Chalkias, Tatum's colleague, is not only an iPhone advocate who breezes
through the device faster than a baby with an iPad, he also gives private
lessons to people of all ages on how to use it. He has found that people,
young and old, who can use a computer, are familiar with the desktop
environment, and can type, have an easier transition to the touchscreen.
"The first thing I teach is the layout," he explains. "They have to
understand it's a grid, four by four [apps], they need to understand the
dock, the status bar, how to unlock the screen.It's a new language, it means
moving from buttons to no buttons, and it means relying completely on audio
cues, so it takes time to adjust. The name iPhone is misleading -- it's more
of a computer than a phone."
Siri, the highly acclaimed feature of the iPhone 4S, isn't the answer to
everyone's prayers, in his view. It's a nice shtick, but it's not always
compatible with the voice over feature. "She'll hear what you're saying,
explains Chalkias, "but either not respond or her answer will appear on the
screen and you'll still have to tap it to hear the response, so there are
still some glitches."
Tatum and Rios mention that in the future they'd like their device to
describe to them what's on the street as they're walking down -- Toys "R" Us
or CVS. It would be great if the phone could vibrate anytime they are close
to one.  There should be an app that inform thems of construction sites:
Even the accessible GPS apps don't mention those.
They would also like an app that reads out restaurant menus, and a
navigation app that works indoors.
People like Nektarios Paisios, 30, are the ones who can make those wishes
come true. Paisios, a Computer Science student from Cyprus, moved to New
York four and half year ago to work on his dissertation. He went blind at
four years of age, and is working on a number of iPhone apps that could
potentially solve some of the blind community's problems with the device.
One of them is an indoor GPS.
"One of the biggest concerns of the blind community is finding their way
around independently," he says. "You can find an address, but what if you
get someplace and you have nobody to help you find your way around the
building?" His solution, still in the works, will attempt to sketch a map of
the building based on previous routes taken within, and the strength of the
wireless signals bouncing from the different sources.
It'll also take into consideration the pace and number of steps a person
takes from one point to the next.
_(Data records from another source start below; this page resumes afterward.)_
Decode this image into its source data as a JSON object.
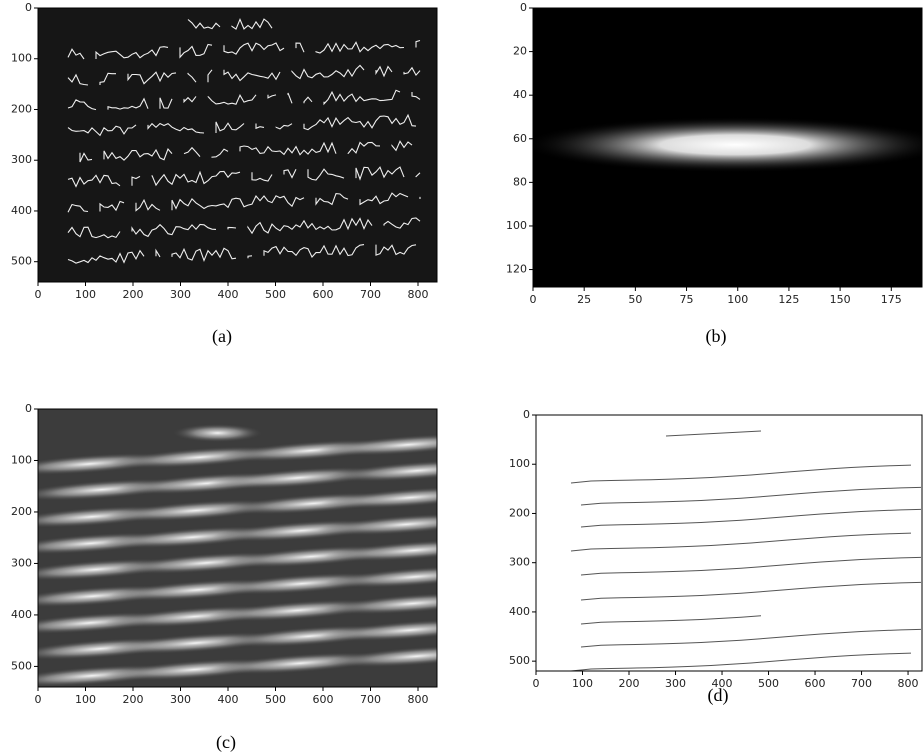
{
  "panels": [
    {
      "caption": "(a)",
      "xlim": [
        0,
        840
      ],
      "ylim": [
        540,
        0
      ],
      "xticks": [
        0,
        100,
        200,
        300,
        400,
        500,
        600,
        700,
        800
      ],
      "yticks": [
        100,
        200,
        300,
        400,
        500,
        0
      ]
    },
    {
      "caption": "(b)",
      "xlim": [
        0,
        190
      ],
      "ylim": [
        128,
        0
      ],
      "xticks": [
        0,
        25,
        50,
        75,
        100,
        125,
        150,
        175
      ],
      "yticks": [
        0,
        20,
        40,
        60,
        80,
        100,
        120
      ]
    },
    {
      "caption": "(c)",
      "xlim": [
        0,
        840
      ],
      "ylim": [
        540,
        0
      ],
      "xticks": [
        0,
        100,
        200,
        300,
        400,
        500,
        600,
        700,
        800
      ],
      "yticks": [
        0,
        100,
        200,
        300,
        400,
        500
      ]
    },
    {
      "caption": "(d)",
      "xlim": [
        0,
        830
      ],
      "ylim": [
        520,
        0
      ],
      "xticks": [
        0,
        100,
        200,
        300,
        400,
        500,
        600,
        700,
        800
      ],
      "yticks": [
        0,
        100,
        200,
        300,
        400,
        500
      ]
    }
  ]
}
If a blind person were to arrive to a
hotel, he'd only need to be shown to his room once. The iPhone will remember
the way for him, and navigate him back and forth from the room to the lobby.
Another app Paisios is working on is a more elaborate form of VizWiz, the
app that tells the person what color is the shirt he is about to wear. For
people like him who have no recollection of color ("yellow means ripe,
because yellow bananas are ripe"), it doesn't mean much that the shirt he is
pointing to is green. He'd like a stylist app to tell him what this green
goes with, so he can know which color pants to put on. It'll also be able to
tell more intricate designs. "What if people want to be fashionable?" he
asks earnestly.
Yet for all that technology has helped achieve, many in the blind community
fear it might result in illiteracy in the generations to come.
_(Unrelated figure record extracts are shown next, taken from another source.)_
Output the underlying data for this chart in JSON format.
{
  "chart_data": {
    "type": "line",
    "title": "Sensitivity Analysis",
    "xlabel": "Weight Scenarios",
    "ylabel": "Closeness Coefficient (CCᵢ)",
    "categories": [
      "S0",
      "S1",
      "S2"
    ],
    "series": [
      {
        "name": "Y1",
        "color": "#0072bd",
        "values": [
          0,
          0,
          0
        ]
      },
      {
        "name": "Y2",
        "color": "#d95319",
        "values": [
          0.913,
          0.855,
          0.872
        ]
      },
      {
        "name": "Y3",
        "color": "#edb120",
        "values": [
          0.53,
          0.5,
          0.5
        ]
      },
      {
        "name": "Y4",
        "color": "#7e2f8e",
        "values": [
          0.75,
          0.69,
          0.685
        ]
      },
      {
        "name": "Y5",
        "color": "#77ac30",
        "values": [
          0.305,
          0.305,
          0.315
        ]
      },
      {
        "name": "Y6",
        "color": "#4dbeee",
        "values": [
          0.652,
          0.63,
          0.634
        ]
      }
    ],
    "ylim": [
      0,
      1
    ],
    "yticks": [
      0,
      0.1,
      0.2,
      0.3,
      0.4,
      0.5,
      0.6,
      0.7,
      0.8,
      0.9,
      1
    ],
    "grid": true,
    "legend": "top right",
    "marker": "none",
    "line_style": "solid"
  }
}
 "I think the technology that's coming out right now is wonderful,"
says Chalkias,"but I also think it's dumbing us down because it's making
everything so easy. I have a lot of teens who have speech technology and
they don't know how to spell, and it's horrifying to see that." Rios has
encountered the same problem. She is an administrative assistant at the
music school of Lighthouse International "an organization dedicated to
overcoming vision impairment," based in Manhattan, and a tutor at CCVIP who
helps Maria with teenagers. "Even now I come in contact with kids who can't
spell," she says. "Young adults don't read Braille because they have screen
readers who read for them."
"I definitely think there's benefits to this technology" Chalkias says.
''But if it keeps getting easier we're just going to be a society of idiots
that can't do anything except tell our computers what to do for us."